It was a gloomy day, with snow flakes forecast for the late evening. My plan was a loop involving two mountain valleys west of Tokyo, route 35 past Akiyama to Tsuru, then over the pass on Rt24 and back via Doshi michi (Doshi road) that leads out to Lake Yamanakako near Mt Fuji. After some navigation errors I didn't stick to the plan and instead rode Doshi michi out and back, with a coffee break at the "Michi no Eki" road station at the upper end of Doshi village.
The temperature dropped with elevation and about two hours before I expected to reach the road station, what had first seemed like a slight drizzle turned into snow flakes.

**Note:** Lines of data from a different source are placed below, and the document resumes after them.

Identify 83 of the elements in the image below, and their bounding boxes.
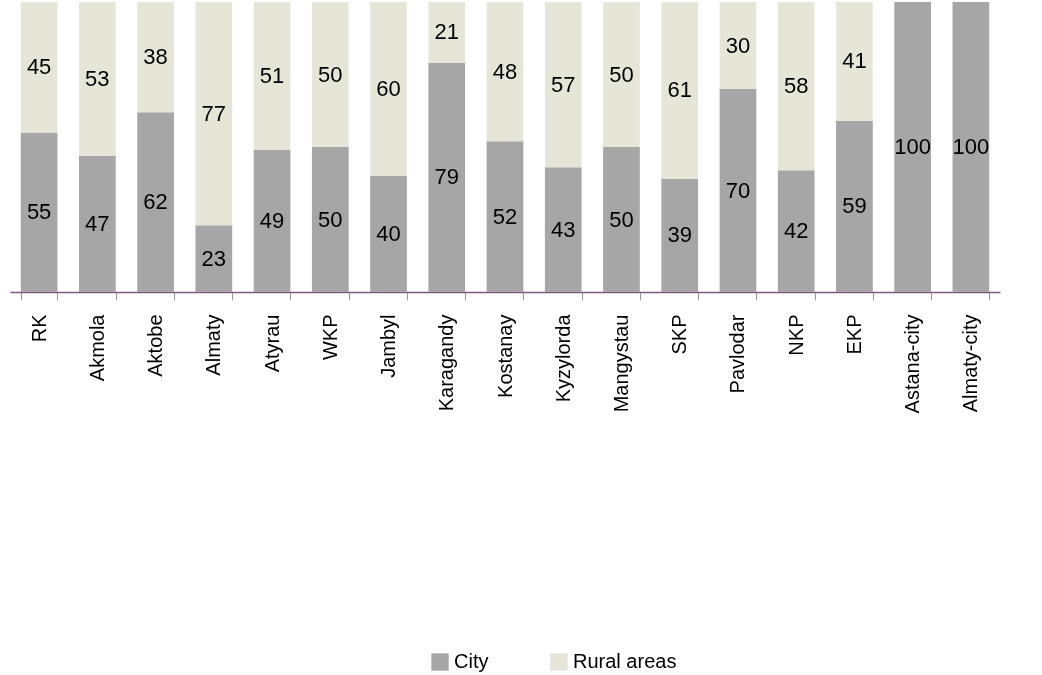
data-label: 42 (783, 218, 809, 244)
bar (311, 147, 349, 292)
bar (195, 2, 233, 226)
x-tick-label: EKP (842, 314, 865, 355)
bar (777, 170, 815, 292)
bar (544, 2, 582, 168)
x-tick-label: SKP (668, 314, 691, 355)
data-label: 60 (376, 76, 401, 101)
data-label: 79 (434, 164, 460, 190)
bar (253, 149, 291, 292)
bar (137, 112, 174, 292)
data-label: 48 (492, 58, 518, 84)
data-label: 47 (85, 210, 110, 236)
bar (836, 120, 873, 292)
bar (544, 167, 582, 292)
x-tick-label: Akmola (85, 313, 108, 382)
x-tick-label: Pavlodar (726, 314, 749, 394)
bar (428, 2, 466, 63)
data-label: 49 (259, 207, 285, 233)
bar (79, 2, 116, 156)
x-tick-label: Kostanay (493, 314, 516, 398)
x-tick-label: Mangystau (609, 314, 632, 413)
legend-label: City (454, 650, 489, 672)
data-label: 23 (201, 245, 227, 271)
bar (137, 2, 174, 113)
data-label: 59 (842, 193, 867, 219)
x-tick-label: RK (27, 313, 50, 343)
x-tick-label: Kyzylorda (551, 313, 574, 403)
bar (952, 2, 990, 292)
data-label: 40 (376, 221, 401, 246)
data-label: 53 (85, 65, 110, 91)
bar (253, 2, 291, 150)
bar (370, 2, 407, 176)
bar (603, 147, 640, 292)
x-tick-label: Aktobe (144, 314, 167, 377)
data-label: 62 (143, 189, 168, 215)
data-label: 45 (26, 54, 52, 80)
data-label: 50 (318, 206, 343, 232)
data-label: 77 (201, 100, 227, 126)
bar (428, 62, 466, 292)
bar (486, 141, 524, 292)
data-label: 50 (318, 61, 343, 87)
data-label: 100 (894, 134, 932, 159)
x-tick-label: Atyrau (260, 314, 283, 373)
data-label: 50 (609, 206, 634, 232)
data-label: 100 (952, 134, 990, 159)
bar (661, 2, 699, 179)
bar (661, 178, 699, 292)
x-tick-label: WKP (318, 314, 341, 361)
data-label: 58 (783, 73, 809, 99)
x-tick-label: Jambyl (377, 314, 400, 378)
bar (719, 2, 757, 89)
data-label: 50 (609, 61, 634, 87)
bar (370, 176, 407, 292)
x-tick-label: Karagandy (435, 314, 458, 412)
data-label: 41 (842, 48, 867, 74)
data-label: 51 (259, 62, 285, 88)
bar (603, 2, 640, 147)
x-tick-label: Almaty (202, 314, 225, 376)
bar (311, 2, 349, 147)
bar (79, 155, 116, 292)
bar (20, 2, 58, 133)
data-label: 38 (143, 44, 168, 70)
bar (836, 2, 873, 121)
data-label: 43 (550, 216, 576, 242)
data-label: 39 (667, 222, 692, 248)
data-label: 61 (667, 77, 692, 103)
data-label: 57 (550, 71, 576, 97)
x-tick-label: NKP (784, 314, 807, 356)
data-label: 55 (26, 199, 52, 225)
bar (486, 2, 524, 142)
bar (894, 2, 931, 292)
x-tick-label: Astana-city (901, 314, 924, 414)
bar (777, 2, 815, 171)
bar (719, 89, 757, 292)
bar (195, 225, 233, 292)
bar (20, 132, 58, 292)
data-label: 52 (492, 203, 518, 229)
data-label: 30 (725, 32, 751, 58)
legend-label: Rural areas (573, 650, 677, 672)
data-label: 70 (725, 177, 751, 203)
x-tick-label: Almaty-city (959, 314, 982, 413)
data-label: 21 (434, 19, 460, 45)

First it was very slight, but it increased in volume as I made my way up the valley. I put the seat cover on to protect the Brooks. Snow accumulated on my gloves and melted, soaking them and rendering them pretty useless against the cold. I moved my hands to the drops, which kept the fingers away from the snow flakes and with the work of climbing my fingers warmed up again.
I could see the snow building up on roofs and parked cars and the road got wetter and wetter. The temperature on my GPS was not much above freezing, I was worried of when things might get slippery. Having had a nasty fall in December, I wasn't keen on going down again any time soon. Even only 5 km from the road station (the halfway point for the century distance), I seriously considered turning around. In the end I decided to risk it and push on.
There weren't many cars or motorcycles around the normally busy car park and no other bicycles. I ordered coffee and a piece of cresson cake:
As I was about to leave after my rest, another cyclist who had arrived over the pass from Lake Yamanakako warned me not to proceed further up the valley (which I hadn't intended to do anyway) as conditions there were bad. I carefully descended back towards Tokyo, watching my speed at all times, with particular attention to sewer covers and other metallic surfaces that get slippery when wet.
I got home at 20:30 at night, having covered 162 km, making February the 42nd month in a row with at least one century ride.
As expected the NFE offers a more comfortable ride than my Bike Friday Pocket Rocket. The 42 mm wide Compass Babyshoe Pass EL tires soak up most road irregularities. I feel like I could ride anywhere. I love the Nitto Randonneur handlebars whose drops are much more useful than any other I've used. The 650B wheels have more momentum than the 20" 451 wheels on my Bike Friday, so they don't spin up quite as easily, but once in motion they keep going. Overall it works out the same (except for comfort).
Speed wise I don't think there's much difference between my bikes, which confirms my expectation that the limiting factor is still the engine
My second century of February will be this coming Saturday, a very hilly 200 km brevet in West Izu. It will be my first brevet in five months and the first on the NFE.